Going Clear is divided into three specific acts: the first concerns high-profile celebrities who were once a member of the Church of Scientology before leaving, such as Spanky Taylor, Paul Haggis (director of 2004's Crash), and Jason Beghe, the second concerns L. Ron Hubbard's life and how the publication of his bestselling book Dianetics led to the creation of Scientology, and the third act shows the church's notorious allegations for abuse, harassment, and misconduct, most of which perpetuated by its current Chairman David Miscavige.
This structure, and Gibney's liberal two hour runtime, allow for the church to be explored not only in a sense that adheres to and respects chronology, but allows for surmounting tension to build from a pacing standpoint. By the time the hour mark rolled around, I was completely immersed in this story, going from knowing relatively nothing about the church, remaining blissfully ignorant, to becoming hungry for more information. A great deal of this lies on Gibney's structure and depth of research, all of which churns up confirmation through news articles, fact checks, and testimonies from primary sources, but another portion is thanks to his presentation, which is reliant on suspense and gradual tension in a way that makes the documentary interesting rather than manipulative.
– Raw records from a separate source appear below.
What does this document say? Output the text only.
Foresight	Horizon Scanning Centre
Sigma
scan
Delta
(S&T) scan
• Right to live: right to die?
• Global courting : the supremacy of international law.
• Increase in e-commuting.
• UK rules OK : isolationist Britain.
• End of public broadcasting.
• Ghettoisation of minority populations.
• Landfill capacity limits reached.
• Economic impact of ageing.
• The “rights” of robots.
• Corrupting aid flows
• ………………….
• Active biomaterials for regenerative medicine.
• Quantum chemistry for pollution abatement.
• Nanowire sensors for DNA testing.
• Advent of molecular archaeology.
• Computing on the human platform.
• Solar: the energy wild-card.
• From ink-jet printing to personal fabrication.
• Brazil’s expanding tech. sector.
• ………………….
The interviews with former church members also do an exceptional job at detailing the church's different levels of involvement in Scientology, as well as their methods, demystifying what we've heard in the past and cutting through lingo to give us digestible information. For example, we learn that Scientology is rooted in condemnation of war, insanity, and criminality, imagining a world where everyone is a like-minded, mentally capable individual that can't be compelled to carry out such senseless violence. There are people known as auditors, who help people allegedly detect the mass of their own thoughts (something science has yet to prove) and have them discharge their emotions to make them in a complex state of human realization. Auditors use devices known as "E-meters" to help achieve such grandiose ideas, working with a machine that's part lie detector in the way a small needle glides through a scale of numbers, again, allegedly detecting brain activity and thought mass.
The more Gibney paints Scientology, and the more ex-church executives, members, and officials discuss it, it all seems as if Scientology is unproven "pseudo-science" that operates with cult-like devotion in the way it sucks people, particularly the lost and the wayward, in young, works to make them see that they have a purpose, and fighting to keep them loyal to the church at every cost if they dare try and leave. Other interesting elements of the film come in the detailing of Hubbard's life, as we hear from accounts of his wife that he was emotionally abusive towards her, as well as money-hungry, essentially creating a religion to gain an income and not be burdened by governmental tactics. These documented pieces of fact are enough to turn any potential Scientologist away from the church and never look back.
But why, Gibney asks, do celebrities like John Travolta and Tom Cruise, as well as hundreds of thousands of other individuals willingly flock to read Hubbard's teachings and hear Miscavige's fiery sermons if all these ideas circumvent into unsubstantiated assertions and the religion's creator has enough dirt on him to be labeled a phony? Again, it all comes back to the idea of man seeking a purpose in his life, which Gibney bravely articulates. We hear people like Beghe, Taylor, and Haggis talk about how all they wanted when they were young was a sense of life that the world had yet to provide them, and took pride in Scientology's teachings of such complex, human ideas that were foreign to them. It wasn't until they witnessed numerous acts of abuse and cruel manipulation for themselves that they made the decision to leave the church, many of them still being harassed by Miscavige's watchdogs to this very day.
The final main idea of Going Clear: Scientology and the Prison of Belief I have yet to present is the one proposed from its title. The concept of "going clear" in Scientology refers to the alleged erasing of one's conscious, which, in a Freudian context, where Scientology seems to get a lot of its ideas, means erasing all traumatic events, suppressed memories, and crippling thoughts from one's head. This state of "clearness" allows for a person to function unburdened by past experiences and look forward positively in a new way unheard of prior to being introduced to concepts of Scientology. If this was the weirdest idea spoken about in Going Clear, it would still be a documentary well worth seeing, but the fact that it digs well beyond the surface and explores the subject with an unforeseen level of depth makes it a truly fantastic piece of documentary filmmaking from one of the finest living documentarians today.